John, I'll respond to you separately, for the sake of keeping this
organized.

> Ben, do be aware that sometimes you draw the short straw and sit at the
> very start of the spam distribution cycle. In those cases the BLs will
> generally not have been alerted yet so they may not trigger. For those
> situations the rules should be your friends. (I still use my treasured
> set of SARE rules and personally hand crafted rules my partner and I
> have created that fit OUR needs but may not be good general purpose
> rules.)

This makes perfect sense and underscores the importance of a
finely-tuned rule-set. It's become apparent just how dynamic and capable
a monster the spam industry is. No one approach will ever be a panacea,
it seems.

The advice from your second email is well-received, too. Especially the
part about not killing anybody. ;) I do hope fighting spam becomes fun
for me, because so far, it's been an uphill battle! Hehe.

Noel, thanks for excellent responses to my questions.
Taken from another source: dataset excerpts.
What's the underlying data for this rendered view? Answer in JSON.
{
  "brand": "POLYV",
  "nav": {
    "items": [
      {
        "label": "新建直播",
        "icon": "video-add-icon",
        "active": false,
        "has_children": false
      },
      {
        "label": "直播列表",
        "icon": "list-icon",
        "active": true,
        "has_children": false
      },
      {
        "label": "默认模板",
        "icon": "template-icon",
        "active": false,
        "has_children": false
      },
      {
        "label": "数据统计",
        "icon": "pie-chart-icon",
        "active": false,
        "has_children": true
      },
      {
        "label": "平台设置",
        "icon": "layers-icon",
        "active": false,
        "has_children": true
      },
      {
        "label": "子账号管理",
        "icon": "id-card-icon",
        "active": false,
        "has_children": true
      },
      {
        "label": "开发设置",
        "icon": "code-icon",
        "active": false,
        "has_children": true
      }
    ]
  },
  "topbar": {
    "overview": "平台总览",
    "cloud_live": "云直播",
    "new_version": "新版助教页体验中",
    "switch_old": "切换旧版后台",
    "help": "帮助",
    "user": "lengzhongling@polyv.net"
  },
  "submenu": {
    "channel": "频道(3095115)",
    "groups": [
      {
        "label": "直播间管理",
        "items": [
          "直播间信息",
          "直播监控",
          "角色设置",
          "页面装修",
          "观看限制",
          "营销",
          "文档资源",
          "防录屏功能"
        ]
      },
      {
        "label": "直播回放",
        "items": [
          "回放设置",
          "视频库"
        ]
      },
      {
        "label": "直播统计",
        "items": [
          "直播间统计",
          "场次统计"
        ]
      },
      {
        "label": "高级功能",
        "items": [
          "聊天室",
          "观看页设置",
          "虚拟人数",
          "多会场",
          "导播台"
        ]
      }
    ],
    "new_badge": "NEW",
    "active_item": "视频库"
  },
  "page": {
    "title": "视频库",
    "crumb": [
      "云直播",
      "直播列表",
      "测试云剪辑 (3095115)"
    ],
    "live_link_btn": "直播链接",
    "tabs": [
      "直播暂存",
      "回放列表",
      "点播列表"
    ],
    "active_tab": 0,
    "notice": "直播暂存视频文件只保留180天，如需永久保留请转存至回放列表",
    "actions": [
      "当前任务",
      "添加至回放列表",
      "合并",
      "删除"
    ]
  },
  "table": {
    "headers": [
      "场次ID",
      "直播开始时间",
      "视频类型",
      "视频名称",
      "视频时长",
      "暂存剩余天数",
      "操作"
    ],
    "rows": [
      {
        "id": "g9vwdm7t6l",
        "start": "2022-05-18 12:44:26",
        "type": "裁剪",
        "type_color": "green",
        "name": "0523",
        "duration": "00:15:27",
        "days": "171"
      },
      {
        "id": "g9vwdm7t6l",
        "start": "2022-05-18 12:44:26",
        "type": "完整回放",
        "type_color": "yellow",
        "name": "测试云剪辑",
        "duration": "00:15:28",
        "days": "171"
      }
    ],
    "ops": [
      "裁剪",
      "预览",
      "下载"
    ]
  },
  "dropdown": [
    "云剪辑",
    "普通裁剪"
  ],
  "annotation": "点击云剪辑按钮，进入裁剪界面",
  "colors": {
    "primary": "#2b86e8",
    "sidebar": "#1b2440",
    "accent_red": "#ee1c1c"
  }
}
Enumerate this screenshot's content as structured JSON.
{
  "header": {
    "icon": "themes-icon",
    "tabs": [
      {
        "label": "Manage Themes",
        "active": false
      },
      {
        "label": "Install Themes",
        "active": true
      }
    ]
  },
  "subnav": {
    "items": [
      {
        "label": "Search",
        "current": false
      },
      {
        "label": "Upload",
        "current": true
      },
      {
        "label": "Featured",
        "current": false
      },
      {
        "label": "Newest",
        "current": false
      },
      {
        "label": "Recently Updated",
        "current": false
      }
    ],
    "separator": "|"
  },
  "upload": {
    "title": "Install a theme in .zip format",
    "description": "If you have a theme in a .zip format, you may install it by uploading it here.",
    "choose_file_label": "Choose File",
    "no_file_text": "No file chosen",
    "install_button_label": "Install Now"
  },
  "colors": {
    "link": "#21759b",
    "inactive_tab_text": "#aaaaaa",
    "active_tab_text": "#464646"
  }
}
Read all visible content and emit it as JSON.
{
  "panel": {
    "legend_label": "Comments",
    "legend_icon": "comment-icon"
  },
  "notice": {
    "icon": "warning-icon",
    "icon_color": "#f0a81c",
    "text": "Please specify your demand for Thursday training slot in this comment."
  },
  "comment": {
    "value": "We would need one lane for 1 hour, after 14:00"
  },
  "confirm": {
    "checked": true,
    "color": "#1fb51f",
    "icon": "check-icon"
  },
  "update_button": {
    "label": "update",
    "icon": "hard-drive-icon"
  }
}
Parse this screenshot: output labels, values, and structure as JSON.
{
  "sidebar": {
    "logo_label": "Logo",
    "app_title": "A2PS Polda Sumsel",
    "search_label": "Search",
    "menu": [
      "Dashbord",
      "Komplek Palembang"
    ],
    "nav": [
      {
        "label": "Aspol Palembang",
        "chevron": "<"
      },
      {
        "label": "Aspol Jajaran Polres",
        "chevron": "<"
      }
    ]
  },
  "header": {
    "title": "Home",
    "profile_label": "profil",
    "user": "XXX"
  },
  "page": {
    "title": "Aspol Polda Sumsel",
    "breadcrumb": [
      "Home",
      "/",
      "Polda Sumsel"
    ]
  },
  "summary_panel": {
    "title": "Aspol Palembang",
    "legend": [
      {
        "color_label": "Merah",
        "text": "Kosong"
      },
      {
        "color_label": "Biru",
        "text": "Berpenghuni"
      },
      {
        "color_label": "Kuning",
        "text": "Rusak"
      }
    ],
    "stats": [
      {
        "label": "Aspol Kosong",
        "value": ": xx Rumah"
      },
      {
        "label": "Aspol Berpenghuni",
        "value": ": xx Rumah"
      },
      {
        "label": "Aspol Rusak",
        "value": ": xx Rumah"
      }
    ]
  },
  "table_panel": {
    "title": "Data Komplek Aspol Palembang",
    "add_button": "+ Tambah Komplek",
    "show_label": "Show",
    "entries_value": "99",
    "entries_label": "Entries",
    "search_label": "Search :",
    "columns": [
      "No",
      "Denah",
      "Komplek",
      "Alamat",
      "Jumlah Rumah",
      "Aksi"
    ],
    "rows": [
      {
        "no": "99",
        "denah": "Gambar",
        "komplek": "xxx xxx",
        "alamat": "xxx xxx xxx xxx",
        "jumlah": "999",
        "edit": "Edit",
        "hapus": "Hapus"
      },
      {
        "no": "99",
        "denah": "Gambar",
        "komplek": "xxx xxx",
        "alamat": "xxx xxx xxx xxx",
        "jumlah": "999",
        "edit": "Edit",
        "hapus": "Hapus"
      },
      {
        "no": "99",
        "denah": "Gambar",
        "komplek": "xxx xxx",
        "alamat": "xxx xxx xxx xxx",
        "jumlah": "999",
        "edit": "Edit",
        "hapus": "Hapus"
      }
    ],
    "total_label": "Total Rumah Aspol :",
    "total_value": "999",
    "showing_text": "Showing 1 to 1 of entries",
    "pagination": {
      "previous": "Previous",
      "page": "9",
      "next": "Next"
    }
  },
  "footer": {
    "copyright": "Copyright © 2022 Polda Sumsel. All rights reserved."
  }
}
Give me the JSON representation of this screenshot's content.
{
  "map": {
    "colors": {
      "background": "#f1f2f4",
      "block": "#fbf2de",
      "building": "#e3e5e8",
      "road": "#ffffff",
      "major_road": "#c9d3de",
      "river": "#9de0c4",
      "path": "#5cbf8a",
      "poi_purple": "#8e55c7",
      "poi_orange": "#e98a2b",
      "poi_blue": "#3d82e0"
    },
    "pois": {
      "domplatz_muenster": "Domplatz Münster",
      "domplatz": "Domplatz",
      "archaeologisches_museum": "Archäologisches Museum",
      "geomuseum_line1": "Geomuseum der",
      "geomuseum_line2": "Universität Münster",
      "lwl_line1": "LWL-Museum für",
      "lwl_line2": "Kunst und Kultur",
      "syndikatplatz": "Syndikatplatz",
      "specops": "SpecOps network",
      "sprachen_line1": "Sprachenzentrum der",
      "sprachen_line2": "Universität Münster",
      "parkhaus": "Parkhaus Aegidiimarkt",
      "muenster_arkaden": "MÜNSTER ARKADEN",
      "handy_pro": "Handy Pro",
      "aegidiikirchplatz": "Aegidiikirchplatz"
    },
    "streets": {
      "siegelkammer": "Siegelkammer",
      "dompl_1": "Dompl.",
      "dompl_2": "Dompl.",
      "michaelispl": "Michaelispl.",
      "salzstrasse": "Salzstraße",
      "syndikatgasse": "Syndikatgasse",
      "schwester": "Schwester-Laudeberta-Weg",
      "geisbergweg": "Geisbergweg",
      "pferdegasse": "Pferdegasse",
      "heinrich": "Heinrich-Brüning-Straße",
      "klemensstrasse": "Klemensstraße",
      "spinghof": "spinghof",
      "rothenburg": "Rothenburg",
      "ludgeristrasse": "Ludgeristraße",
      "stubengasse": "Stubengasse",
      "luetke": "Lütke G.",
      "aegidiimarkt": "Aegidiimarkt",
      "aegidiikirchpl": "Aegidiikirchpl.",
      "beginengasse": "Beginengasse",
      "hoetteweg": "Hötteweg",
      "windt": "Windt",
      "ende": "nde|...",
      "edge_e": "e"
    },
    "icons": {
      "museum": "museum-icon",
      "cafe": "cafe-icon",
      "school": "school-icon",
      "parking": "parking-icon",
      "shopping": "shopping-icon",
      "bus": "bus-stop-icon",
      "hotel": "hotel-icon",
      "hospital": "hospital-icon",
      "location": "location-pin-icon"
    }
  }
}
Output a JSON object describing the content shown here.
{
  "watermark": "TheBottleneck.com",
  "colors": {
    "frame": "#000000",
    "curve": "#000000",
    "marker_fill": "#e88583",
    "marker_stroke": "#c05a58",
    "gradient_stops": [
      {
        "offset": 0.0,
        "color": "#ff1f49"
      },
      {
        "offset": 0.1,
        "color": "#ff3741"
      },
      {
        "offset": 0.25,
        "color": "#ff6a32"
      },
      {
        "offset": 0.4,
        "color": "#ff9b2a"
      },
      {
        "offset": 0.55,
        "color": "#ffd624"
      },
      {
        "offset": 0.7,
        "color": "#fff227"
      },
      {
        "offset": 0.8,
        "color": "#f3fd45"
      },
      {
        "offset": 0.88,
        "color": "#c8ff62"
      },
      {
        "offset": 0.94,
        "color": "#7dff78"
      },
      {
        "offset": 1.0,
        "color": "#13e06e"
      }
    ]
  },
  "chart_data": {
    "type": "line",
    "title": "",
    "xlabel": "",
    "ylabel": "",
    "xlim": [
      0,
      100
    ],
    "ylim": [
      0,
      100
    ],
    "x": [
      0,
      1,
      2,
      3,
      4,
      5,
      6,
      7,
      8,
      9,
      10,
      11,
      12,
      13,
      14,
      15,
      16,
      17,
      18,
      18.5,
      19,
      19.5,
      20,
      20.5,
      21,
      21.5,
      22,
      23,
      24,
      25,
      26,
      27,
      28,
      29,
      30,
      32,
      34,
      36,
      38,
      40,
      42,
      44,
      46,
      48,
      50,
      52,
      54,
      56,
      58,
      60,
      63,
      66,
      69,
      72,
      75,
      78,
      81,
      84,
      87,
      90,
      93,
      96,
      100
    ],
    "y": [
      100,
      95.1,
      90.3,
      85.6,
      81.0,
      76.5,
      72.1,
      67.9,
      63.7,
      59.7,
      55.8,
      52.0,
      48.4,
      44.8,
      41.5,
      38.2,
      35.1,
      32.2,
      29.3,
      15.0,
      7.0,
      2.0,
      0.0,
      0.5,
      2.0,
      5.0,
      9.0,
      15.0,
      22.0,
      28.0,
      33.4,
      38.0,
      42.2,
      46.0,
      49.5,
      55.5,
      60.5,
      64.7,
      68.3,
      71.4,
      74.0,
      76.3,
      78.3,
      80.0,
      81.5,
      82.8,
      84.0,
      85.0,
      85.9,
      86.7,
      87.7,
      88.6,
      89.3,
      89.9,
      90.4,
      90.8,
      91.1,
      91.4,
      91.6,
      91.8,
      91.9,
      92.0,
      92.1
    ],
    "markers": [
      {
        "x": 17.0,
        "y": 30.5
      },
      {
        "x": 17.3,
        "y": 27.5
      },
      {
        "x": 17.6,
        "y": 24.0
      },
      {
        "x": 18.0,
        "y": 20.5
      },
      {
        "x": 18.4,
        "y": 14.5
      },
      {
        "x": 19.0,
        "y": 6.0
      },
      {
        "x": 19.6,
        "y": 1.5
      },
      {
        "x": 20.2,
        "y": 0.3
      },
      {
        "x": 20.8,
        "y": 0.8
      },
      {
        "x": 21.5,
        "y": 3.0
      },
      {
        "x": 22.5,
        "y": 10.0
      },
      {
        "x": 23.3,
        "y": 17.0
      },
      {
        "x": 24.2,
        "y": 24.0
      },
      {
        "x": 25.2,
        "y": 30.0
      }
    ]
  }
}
> Sounds as if your bayes has been improperly trained in the past.
> You might do better to just delete the bayes db and start over with
> hand-picked spam and ham.

I hope not, because this is my second go-round with the Bayes DB. The
first time (as Mr. Hardin may remember), auto-learning was enabled
out-of-the-box and some misconfiguration or another (seemingly related
to DNSWL_* rules) caused a lot of spam to be learned as ham. With John's
help, I corrected the issues (I hope), which I'll detail in my reply to
John.

Thanks again,

-Ben
Re: Calling spamassassin directly yields very different results than calling spamassassin via amavis-new [ In reply to ]
On 1/14/2013 8:16 PM, John Hardin wrote:
> On Mon, 14 Jan 2013, Ben Johnson wrote:
>
>> I understand that snowshoe spam may not hit any net tests. I guess my
>> confusion is around what, exactly, classifies spam as "snowshoe".
>
> http://www.spamhaus.org/faq/section/Glossary
>
> Basically, a large number of spambots sending the message so that no one
> sending IP can be easily tagged as evil.
>
> Question: do you have any SMTP-time hard-reject DNSBL tests in place? Or
> are they all performed by SA?

In postfix's main.cf:

smtpd_recipient_restrictions = permit_mynetworks,
permit_sasl_authenticated, check_recipient_access
mysql:/etc/postfix/mysql-virtual_recipient.cf,
reject_unauth_destination, reject_rbl_client bl.spamcop.net

Do you recommend something more?

> Recommendation: consider using the Spamhaus ZEN DNSBL as a hard-reject
> SMTP-time DNS check in your MTA. It is well-respected and very reliable.
> One thing it includes is ranges of IP addresses that should not ever be
> sending email, so it may help reduce snowshoe spam.
>
> http://www.spamhaus.org/zen/

This article looks to be pretty thorough:

http://www.cyberciti.biz/faq/howto-configure-postfix-dnsrbls-under-linux-unix/

I'll add Spamhaus ZEN and a few others to the list.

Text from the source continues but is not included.